Voters’ Register: Watch out for Underage Voters, INEC Alerts Nigerians

Voters’ Register: Watch out for Underage Voters, INEC Alerts Nigerians

By Adedayo Akinwale in Abuja

The Independent National Electoral Commission (INEC) has called on Nigerians to help the commission detect underage voters as it plans to display the voters’ register starting from 6th to 12th November, 2018 for claims and objections.
The commission said this became pertinent in order to have a clean and credible register ahead of the 2019 general election.
The National Commissioner of INEC on Voter Education and Publicity, Mr. Festus Okoye, made the call Thursday in Abuja at a workshop on ‘The Role of the Media in Promoting Participatory Democracy in Nigeria,’ organised by the Economic Community of West African States (ECOWAS) in partnership with the Danish International Development Agency.
According to him, “Starting from the 6th to the 7th of November 2018, the commission will display the voters’ register for claims and objections. The display will be done at the polling units all over the country and the claims and objections will be entertained to check their names on the register and confirm the correctness or otherwise of the information provided therein.
“We also urge the Nigerian people to assist the commission in detecting underage registrants and those that have passed on. It is only by so doing that we can have a register that is clean and credible.”
He added that through workshops and seminars such as this, media practitioners would acquire knowledge and update their knowledge of current issues in the electoral process.
Okoye said that without stakeholder partnership, collaboration and synergy, the voters would be left in the wilderness of despair and the country’s electoral process would not mature and take root.
Meanwhile, the commission has denied the allegation that some individuals with the commission are planning to rig the 2019 elections in favour of the All Progressive Congress (APC).
A group, Concerned Nigeria, at a press conference in Abuja, had earlier made the allegation about a fresh plot by some staff of the electoral body to rig the election.
It said: “We have been reliably informed by our sources within INEC that the E-Collation portal of the Commission has been tampered with as it no longer shows location, time and date of collation of results.”
But reacting to the allegation, Mr. Rotimi Oyekanmi, the Chief Press Secretly to INEC Chairman, Prof. Mahmood Yakubu, said that it was not true that some individuals at INEC are trying to rig the 2019 general election.
He said: “On the contrary, the commission has been improving and strengthening its processes and procedures since 2015 with the involvement and active participation of all stakeholders.
“To that extent, the allegation that the commission’s  E-Collation Portal has been tampered with betrays the very poor understanding of the processes involved by the alarmists.
“Indeed, the declaration of election results at every level involves both the presentation of the hard copies of the result sheets by the returning officers and the electronically transmitted version for comparison and authentication.
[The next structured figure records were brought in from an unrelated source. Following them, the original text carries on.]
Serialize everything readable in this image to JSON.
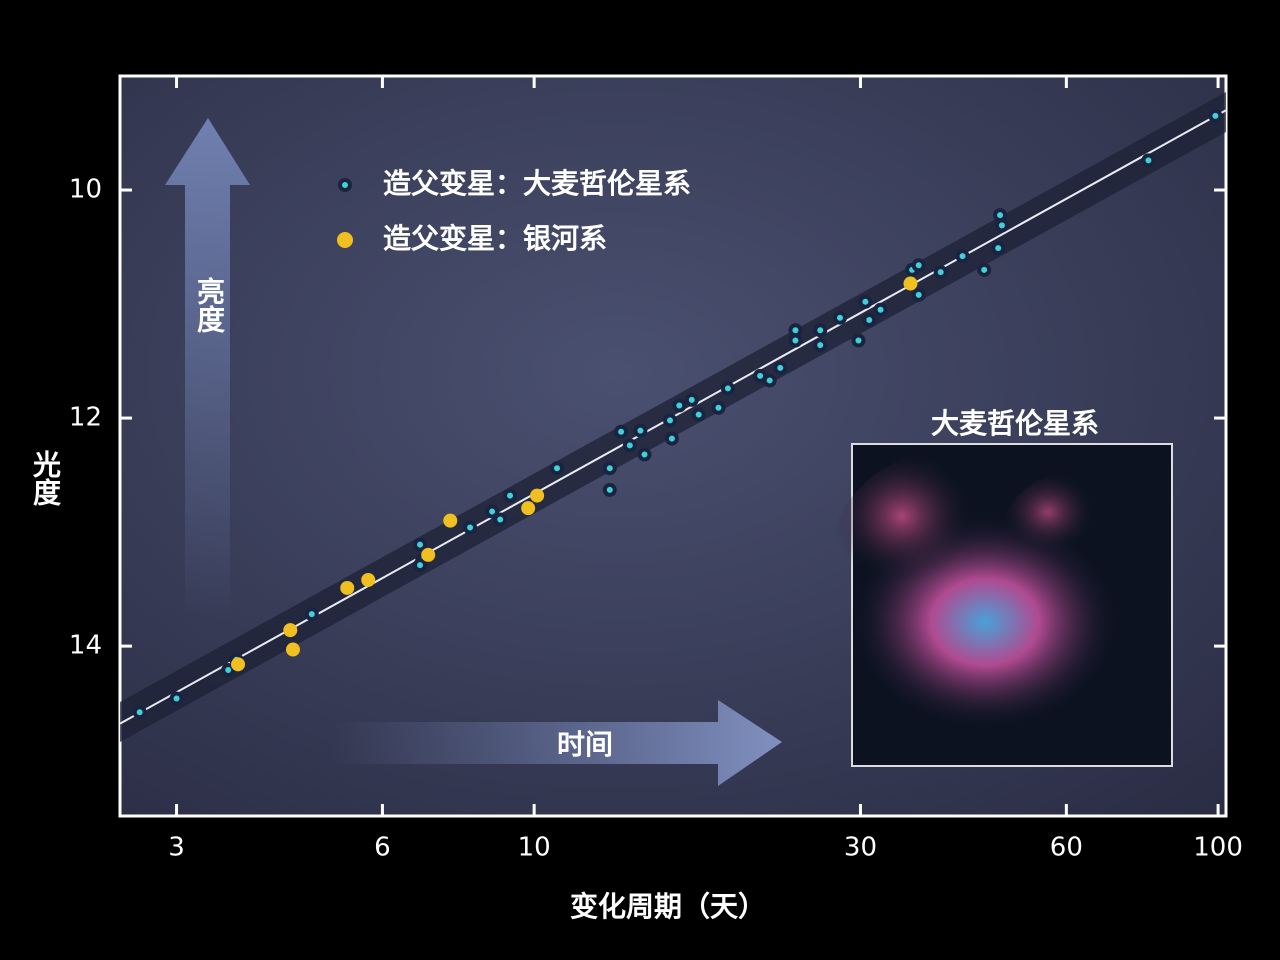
{
  "chart_data": {
    "type": "scatter",
    "x_label": "变化周期（天）",
    "y_label": "光度",
    "annotations": {
      "brightness_arrow": "亮度",
      "time_arrow": "时间",
      "inset_title": "大麦哲伦星系"
    },
    "log_x": true,
    "invert_y": true,
    "xlim": [
      2.48,
      102.7
    ],
    "ylim": [
      9,
      15.49
    ],
    "xticks": [
      3,
      6,
      10,
      30,
      60,
      100
    ],
    "yticks": [
      10,
      12,
      14
    ],
    "trend_line": {
      "x": [
        2.48,
        102.7
      ],
      "values": [
        14.68,
        9.3
      ],
      "color": "#e8ecf4"
    },
    "series": [
      {
        "name": "造父变星：大麦哲伦星系",
        "color": "#3fd0d8",
        "x": [
          2.65,
          3.0,
          3.57,
          3.67,
          4.73,
          6.81,
          6.86,
          6.81,
          8.06,
          8.68,
          8.92,
          9.22,
          10.8,
          12.9,
          12.9,
          13.4,
          13.8,
          14.3,
          14.5,
          15.8,
          15.9,
          16.3,
          17.0,
          17.4,
          18.6,
          19.2,
          21.4,
          22.1,
          22.9,
          24.1,
          24.1,
          26.2,
          26.2,
          28.0,
          29.8,
          30.5,
          30.9,
          32.1,
          35.7,
          36.5,
          36.5,
          39.3,
          42.3,
          45.5,
          47.7,
          48.0,
          48.3,
          79.1,
          99.1
        ],
        "values": [
          14.58,
          14.46,
          14.21,
          14.12,
          13.72,
          13.11,
          13.25,
          13.29,
          12.96,
          12.82,
          12.89,
          12.68,
          12.44,
          12.44,
          12.63,
          12.12,
          12.24,
          12.11,
          12.32,
          12.02,
          12.18,
          11.89,
          11.84,
          11.97,
          11.91,
          11.74,
          11.63,
          11.67,
          11.56,
          11.32,
          11.23,
          11.23,
          11.36,
          11.12,
          11.32,
          10.98,
          11.14,
          11.05,
          10.7,
          10.92,
          10.66,
          10.72,
          10.58,
          10.7,
          10.51,
          10.22,
          10.31,
          9.74,
          9.35
        ]
      },
      {
        "name": "造父变星：银河系",
        "color": "#f0c020",
        "x": [
          3.69,
          4.4,
          4.44,
          5.33,
          5.72,
          7.0,
          7.54,
          9.8,
          10.1,
          35.5
        ],
        "values": [
          14.16,
          13.86,
          14.03,
          13.49,
          13.42,
          13.2,
          12.9,
          12.79,
          12.68,
          10.82
        ]
      }
    ]
  }
}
One cannot go without the other.”
Oyekami stressed that as part of efforts to engender transparency in the electoral process, the commission introduced Form EC60E, also known as the People’s Result Sheet during the Anambra governorship election, on which the election result for each polling unit was entered and pasted for everybody to see.
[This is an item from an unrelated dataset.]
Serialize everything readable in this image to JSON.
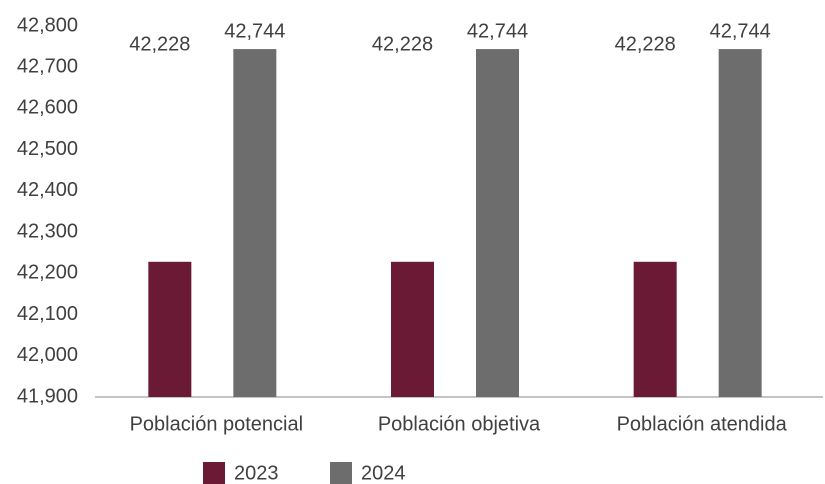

He explained that the beauty of that  innovation was aptly demonstrated when the commission formally announced the overall results of the election, which tallied with the figures collated independently by various observer groups that monitored the election.
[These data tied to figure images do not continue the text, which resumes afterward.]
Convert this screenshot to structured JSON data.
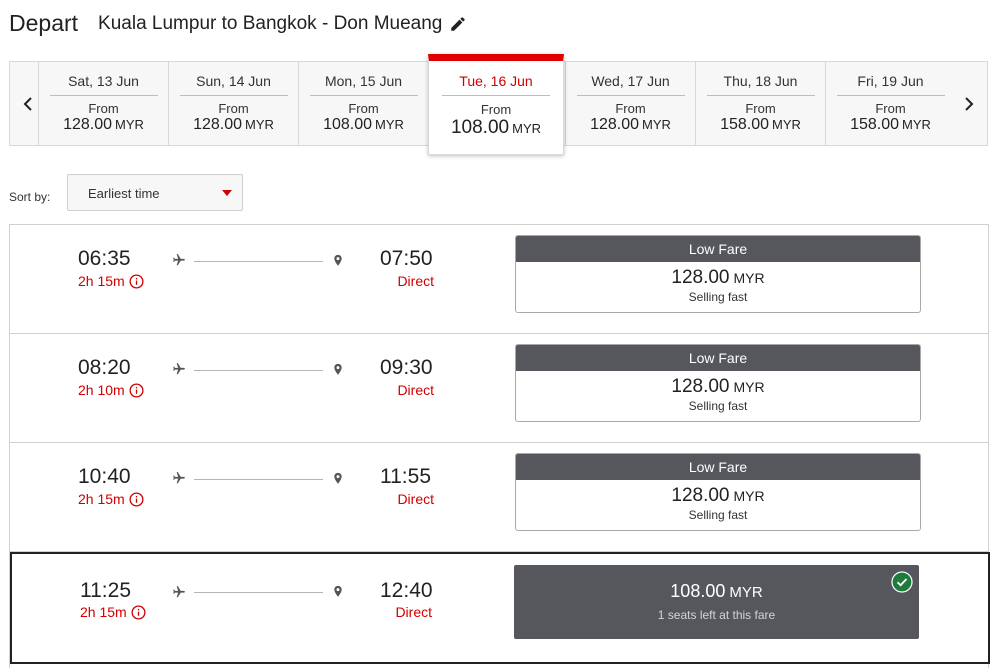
{
  "header": {
    "title": "Depart",
    "route": "Kuala Lumpur to Bangkok - Don Mueang",
    "edit_icon": "pencil-icon"
  },
  "date_strip": {
    "prev_icon": "chevron-left-icon",
    "next_icon": "chevron-right-icon",
    "dates": [
      {
        "label": "Sat, 13 Jun",
        "from": "From",
        "price": "128.00",
        "currency": "MYR"
      },
      {
        "label": "Sun, 14 Jun",
        "from": "From",
        "price": "128.00",
        "currency": "MYR"
      },
      {
        "label": "Mon, 15 Jun",
        "from": "From",
        "price": "108.00",
        "currency": "MYR"
      },
      {
        "label": "Tue, 16 Jun",
        "from": "From",
        "price": "108.00",
        "currency": "MYR",
        "selected": true
      },
      {
        "label": "Wed, 17 Jun",
        "from": "From",
        "price": "128.00",
        "currency": "MYR"
      },
      {
        "label": "Thu, 18 Jun",
        "from": "From",
        "price": "158.00",
        "currency": "MYR"
      },
      {
        "label": "Fri, 19 Jun",
        "from": "From",
        "price": "158.00",
        "currency": "MYR"
      }
    ]
  },
  "sort": {
    "label": "Sort by:",
    "value": "Earliest time"
  },
  "flights": [
    {
      "depart": "06:35",
      "duration": "2h 15m",
      "arrive": "07:50",
      "stops": "Direct",
      "fare_label": "Low Fare",
      "price": "128.00",
      "currency": "MYR",
      "note": "Selling fast"
    },
    {
      "depart": "08:20",
      "duration": "2h 10m",
      "arrive": "09:30",
      "stops": "Direct",
      "fare_label": "Low Fare",
      "price": "128.00",
      "currency": "MYR",
      "note": "Selling fast"
    },
    {
      "depart": "10:40",
      "duration": "2h 15m",
      "arrive": "11:55",
      "stops": "Direct",
      "fare_label": "Low Fare",
      "price": "128.00",
      "currency": "MYR",
      "note": "Selling fast"
    },
    {
      "depart": "11:25",
      "duration": "2h 15m",
      "arrive": "12:40",
      "stops": "Direct",
      "price": "108.00",
      "currency": "MYR",
      "note": "1 seats left at this fare",
      "selected": true
    }
  ],
  "colors": {
    "accent_red": "#d00000",
    "fare_header": "#55575c",
    "check_green": "#1e7b3c"
  }
}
Oyekanmi said besides, the internal structure of the commission does not give room for any individual to influence election results in favour of either a political party or its candidate(s).
“Indeed, the strength of our internal processes was the reason why the incidence of vote buying and selling reared its ugly head in recent elections, as a result of which the commission had to reconfigure its polling cubicles,” he said.
The electoral body therefore called on Nigerians to disregard this baseless allegation, which it described as not only malicious but unhelpful at this time.
The commission said it was obvious that some fifth columnists are determined to divert attention and cause chaos but they will not succeed.